David Franklin says it was worries about patients who may have been harmed that sustained him in an 8-year-fight against a giant drug maker that ended yesterday with a $430 million settlement.
Franklin, who spent four months as a liaison to doctors for Parke-Davis Inc. now owned by Pfizer, charged the company illegally promoted off-label uses for Neurontin, an epilepsy drug.
As a whistleblower, Franklin, 42, will get $26.6 million from the settlement.
Government prosecutors eventually took up the charge and yesterday announced the settlement, which includes a $240 criminal fine.
Massachusetts will get $8.3 million through the settlement.
According to Franklin, the company urged its representatives to give misleading and wrong information to doctors to encourage them to prescribe Neurontin for ailments it hadn’t been approved to treat.
Pfizer officials said yesterday that the settlement pertains to practices of Parke-Davis before Pfizer bought its owner, Warner Lambert.
Doctors are allowed to prescribe drugs for uses that haven’t been approved by the U.S. Food and Drug Administration. But companies can’t promote those uses.

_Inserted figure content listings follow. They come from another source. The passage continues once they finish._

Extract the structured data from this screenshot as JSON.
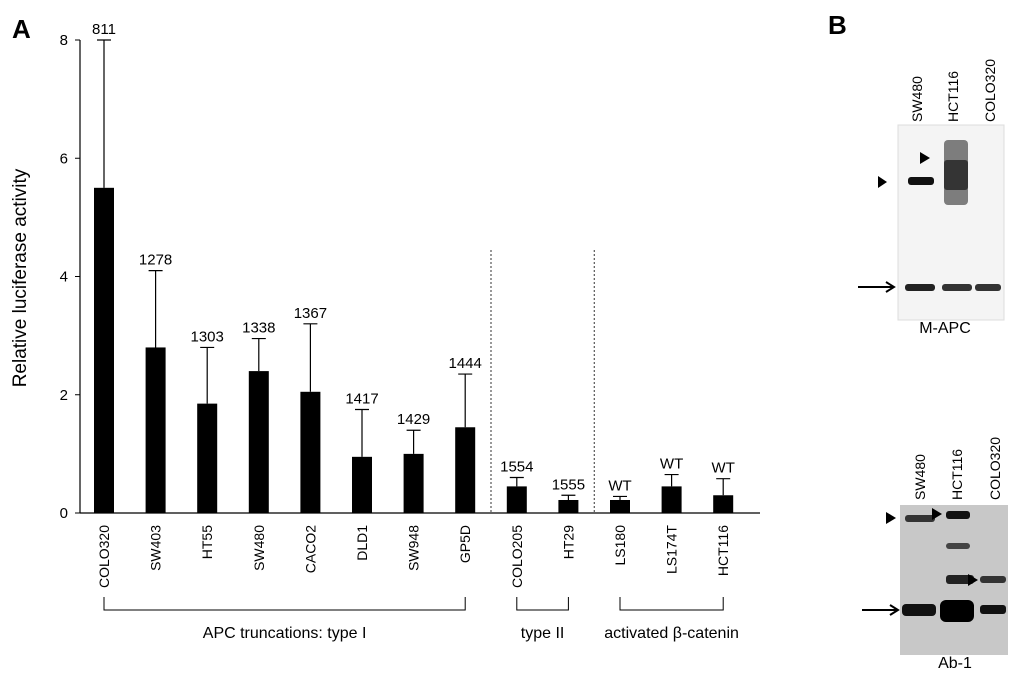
{
  "panel_a_label": "A",
  "chart_data": {
    "type": "bar",
    "y_label": "Relative luciferase activity",
    "categories": [
      "COLO320",
      "SW403",
      "HT55",
      "SW480",
      "CACO2",
      "DLD1",
      "SW948",
      "GP5D",
      "COLO205",
      "HT29",
      "LS180",
      "LS174T",
      "HCT116"
    ],
    "values": [
      5.5,
      2.8,
      1.85,
      2.4,
      2.05,
      0.95,
      1.0,
      1.45,
      0.45,
      0.22,
      0.22,
      0.45,
      0.3
    ],
    "errors": [
      2.5,
      1.3,
      0.95,
      0.55,
      1.15,
      0.8,
      0.4,
      0.9,
      0.15,
      0.08,
      0.06,
      0.2,
      0.28
    ],
    "annotations": [
      "811",
      "1278",
      "1303",
      "1338",
      "1367",
      "1417",
      "1429",
      "1444",
      "1554",
      "1555",
      "WT",
      "WT",
      "WT"
    ],
    "group_labels": [
      "APC truncations: type I",
      "type II",
      "activated β-catenin"
    ],
    "color": "#000000",
    "ylim": [
      0,
      8
    ],
    "yticks": [
      0,
      2,
      4,
      6,
      8
    ]
  },
  "panel_b": {
    "label": "B",
    "blots": [
      {
        "lanes": [
          "SW480",
          "HCT116",
          "COLO320"
        ],
        "antibody": "M-APC"
      },
      {
        "lanes": [
          "SW480",
          "HCT116",
          "COLO320"
        ],
        "antibody": "Ab-1"
      }
    ]
  }
}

Franklin said he should have realized during his interview for the job that there was a problem. He was asked questions about how he would handle certain ethical situations that, in retrospect, were unusual, he said.
But he wanted to use his Ph.D. in microbiology in the pharmaceutical industry. He said he liked the idea of working with doctors to give them information to help their patients.

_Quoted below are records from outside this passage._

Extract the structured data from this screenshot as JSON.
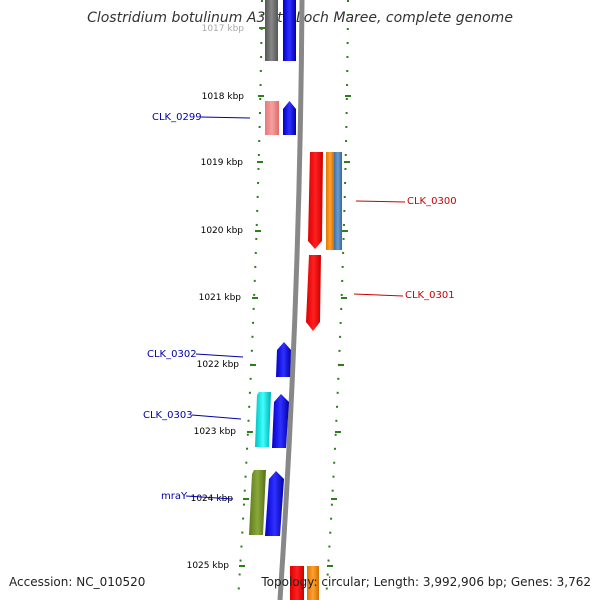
{
  "title": "Clostridium botulinum A3 str. Loch Maree, complete genome",
  "accession": "Accession: NC_010520",
  "summary": "Topology: circular; Length: 3,992,906 bp; Genes: 3,762",
  "ticks": [
    "1017 kbp",
    "1018 kbp",
    "1019 kbp",
    "1020 kbp",
    "1021 kbp",
    "1022 kbp",
    "1023 kbp",
    "1024 kbp",
    "1025 kbp"
  ],
  "gene_labels": {
    "clk0299": "CLK_0299",
    "clk0300": "CLK_0300",
    "clk0301": "CLK_0301",
    "clk0302": "CLK_0302",
    "clk0303": "CLK_0303",
    "mray": "mraY"
  },
  "colors": {
    "forward_label": "#0000aa",
    "reverse_label": "#cc0000",
    "tick": "#2e7d1f",
    "backbone": "#888888"
  }
}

Franklin said the company told him to tell doctors that studies showed the drug could be used to treat such things as bi-polar disorders. In reality, the company had a study showing a placebo had outperformed Neurontin in treating bi-polar conditions.
Franklin said he figured out something was wrong when a doctor confronted him.

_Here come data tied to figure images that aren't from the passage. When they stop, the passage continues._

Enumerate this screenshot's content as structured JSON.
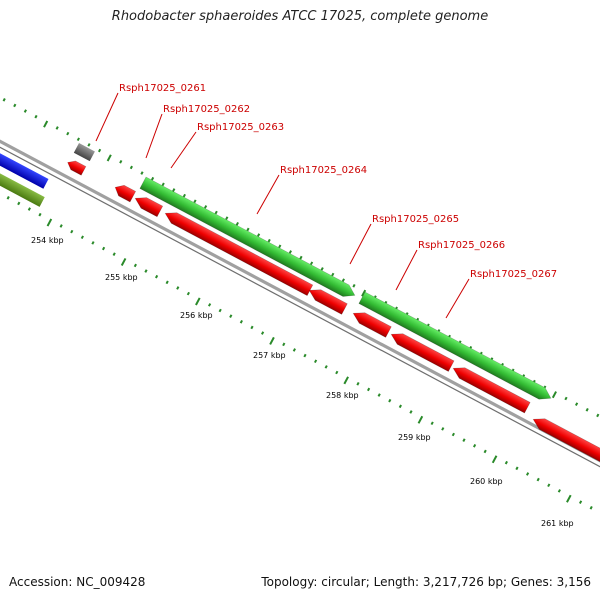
{
  "title": "Rhodobacter sphaeroides ATCC 17025, complete genome",
  "footer": {
    "accession_label": "Accession:",
    "accession": "NC_009428",
    "topology_label": "Topology:",
    "topology": "circular",
    "length_label": "Length:",
    "length": "3,217,726 bp",
    "genes_label": "Genes:",
    "genes": "3,156"
  },
  "colors": {
    "forward_gene": "#33cc33",
    "forward_gene_dark": "#228822",
    "reverse_gene": "#ee0000",
    "reverse_gene_dark": "#aa0000",
    "backbone": "#888888",
    "tick": "#2a8a2a",
    "blue_feature": "#0000ee",
    "olive_feature": "#669922",
    "gray_feature": "#666666",
    "label": "#cc0000"
  },
  "ruler": [
    {
      "label": "254 kbp",
      "pos": 254
    },
    {
      "label": "255 kbp",
      "pos": 255
    },
    {
      "label": "256 kbp",
      "pos": 256
    },
    {
      "label": "257 kbp",
      "pos": 257
    },
    {
      "label": "258 kbp",
      "pos": 258
    },
    {
      "label": "259 kbp",
      "pos": 259
    },
    {
      "label": "260 kbp",
      "pos": 260
    },
    {
      "label": "261 kbp",
      "pos": 261
    }
  ],
  "genes": [
    {
      "locus": "Rsph17025_0261",
      "strand": "reverse",
      "color_key": "reverse_gene"
    },
    {
      "locus": "Rsph17025_0262",
      "strand": "reverse",
      "color_key": "reverse_gene"
    },
    {
      "locus": "Rsph17025_0263",
      "strand": "forward",
      "color_key": "forward_gene"
    },
    {
      "locus": "Rsph17025_0264",
      "strand": "reverse",
      "color_key": "reverse_gene"
    },
    {
      "locus": "Rsph17025_0265",
      "strand": "reverse",
      "color_key": "reverse_gene"
    },
    {
      "locus": "Rsph17025_0266",
      "strand": "forward",
      "color_key": "forward_gene"
    },
    {
      "locus": "Rsph17025_0267",
      "strand": "reverse",
      "color_key": "reverse_gene"
    }
  ]
}
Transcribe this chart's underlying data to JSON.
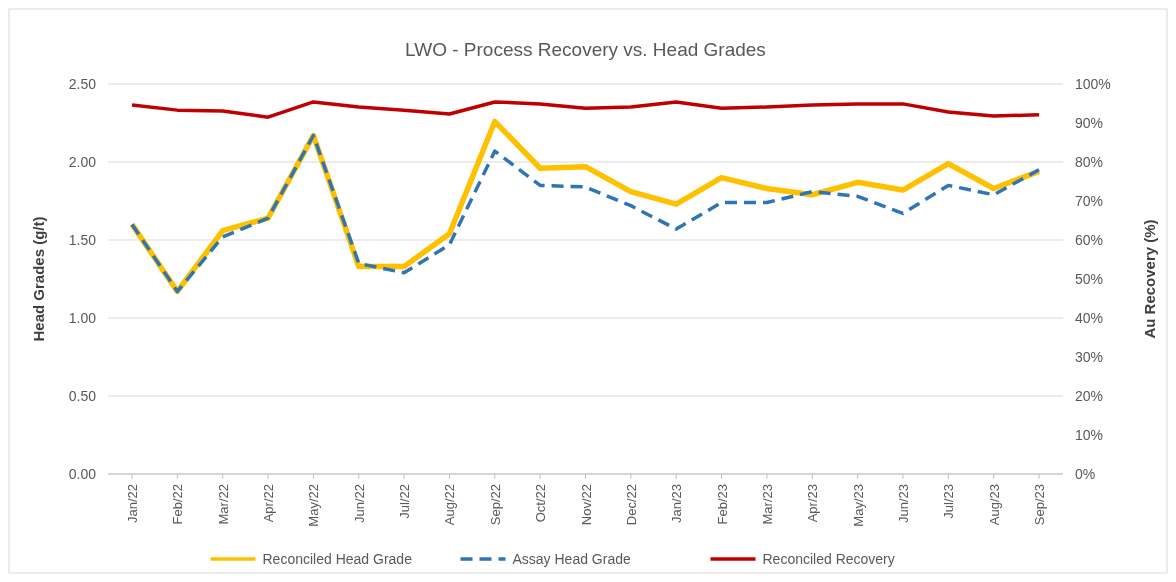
{
  "chart_data": {
    "type": "line",
    "title": "LWO - Process Recovery vs. Head Grades",
    "ylabel": "Head Grades (g/t)",
    "y2label": "Au Recovery (%)",
    "categories": [
      "Jan/22",
      "Feb/22",
      "Mar/22",
      "Apr/22",
      "May/22",
      "Jun/22",
      "Jul/22",
      "Aug/22",
      "Sep/22",
      "Oct/22",
      "Nov/22",
      "Dec/22",
      "Jan/23",
      "Feb/23",
      "Mar/23",
      "Apr/23",
      "May/23",
      "Jun/23",
      "Jul/23",
      "Aug/23",
      "Sep/23"
    ],
    "series": [
      {
        "name": "Reconciled Head Grade",
        "color": "#ffc000",
        "line_style": "solid",
        "values": [
          1.6,
          1.17,
          1.56,
          1.64,
          2.17,
          1.33,
          1.33,
          1.54,
          2.26,
          1.96,
          1.97,
          1.81,
          1.73,
          1.9,
          1.83,
          1.79,
          1.87,
          1.82,
          1.99,
          1.83,
          1.94
        ]
      },
      {
        "name": "Assay Head Grade",
        "color": "#2e75b6",
        "line_style": "dashed",
        "values": [
          1.6,
          1.17,
          1.52,
          1.64,
          2.17,
          1.35,
          1.29,
          1.47,
          2.07,
          1.85,
          1.84,
          1.72,
          1.57,
          1.74,
          1.74,
          1.81,
          1.78,
          1.67,
          1.85,
          1.79,
          1.95
        ]
      },
      {
        "name": "Reconciled Recovery",
        "color": "#c00000",
        "line_style": "solid",
        "axis": "y2",
        "values": [
          94.6,
          93.3,
          93.1,
          91.5,
          95.4,
          94.1,
          93.3,
          92.3,
          95.4,
          94.9,
          93.8,
          94.1,
          95.4,
          93.8,
          94.1,
          94.6,
          94.9,
          94.9,
          92.8,
          91.8,
          92.1
        ]
      }
    ],
    "ylim": [
      0,
      2.5
    ],
    "yticks": [
      {
        "value": 0,
        "label": "0.00"
      },
      {
        "value": 0.5,
        "label": "0.50"
      },
      {
        "value": 1,
        "label": "1.00"
      },
      {
        "value": 1.5,
        "label": "1.50"
      },
      {
        "value": 2,
        "label": "2.00"
      },
      {
        "value": 2.5,
        "label": "2.50"
      }
    ],
    "y2lim": [
      0,
      100
    ],
    "y2ticks": [
      {
        "value": 0,
        "label": "0%"
      },
      {
        "value": 10,
        "label": "10%"
      },
      {
        "value": 20,
        "label": "20%"
      },
      {
        "value": 30,
        "label": "30%"
      },
      {
        "value": 40,
        "label": "40%"
      },
      {
        "value": 50,
        "label": "50%"
      },
      {
        "value": 60,
        "label": "60%"
      },
      {
        "value": 70,
        "label": "70%"
      },
      {
        "value": 80,
        "label": "80%"
      },
      {
        "value": 90,
        "label": "90%"
      },
      {
        "value": 100,
        "label": "100%"
      }
    ],
    "grid": "y",
    "legend": "bottom",
    "marker": "none"
  }
}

“I realized the company was deceiving me,” Franklin said. “I learned that I was paid to mislead physicians and put patients at risk. It was a situation I couldn’t live with.”
Franklin, who now works for Boston Scientific, said there were times when he wanted to walk away from it all.
“All it took (to hang on) was the recognition that to this day patients are being injured by this kind of practice,” he said.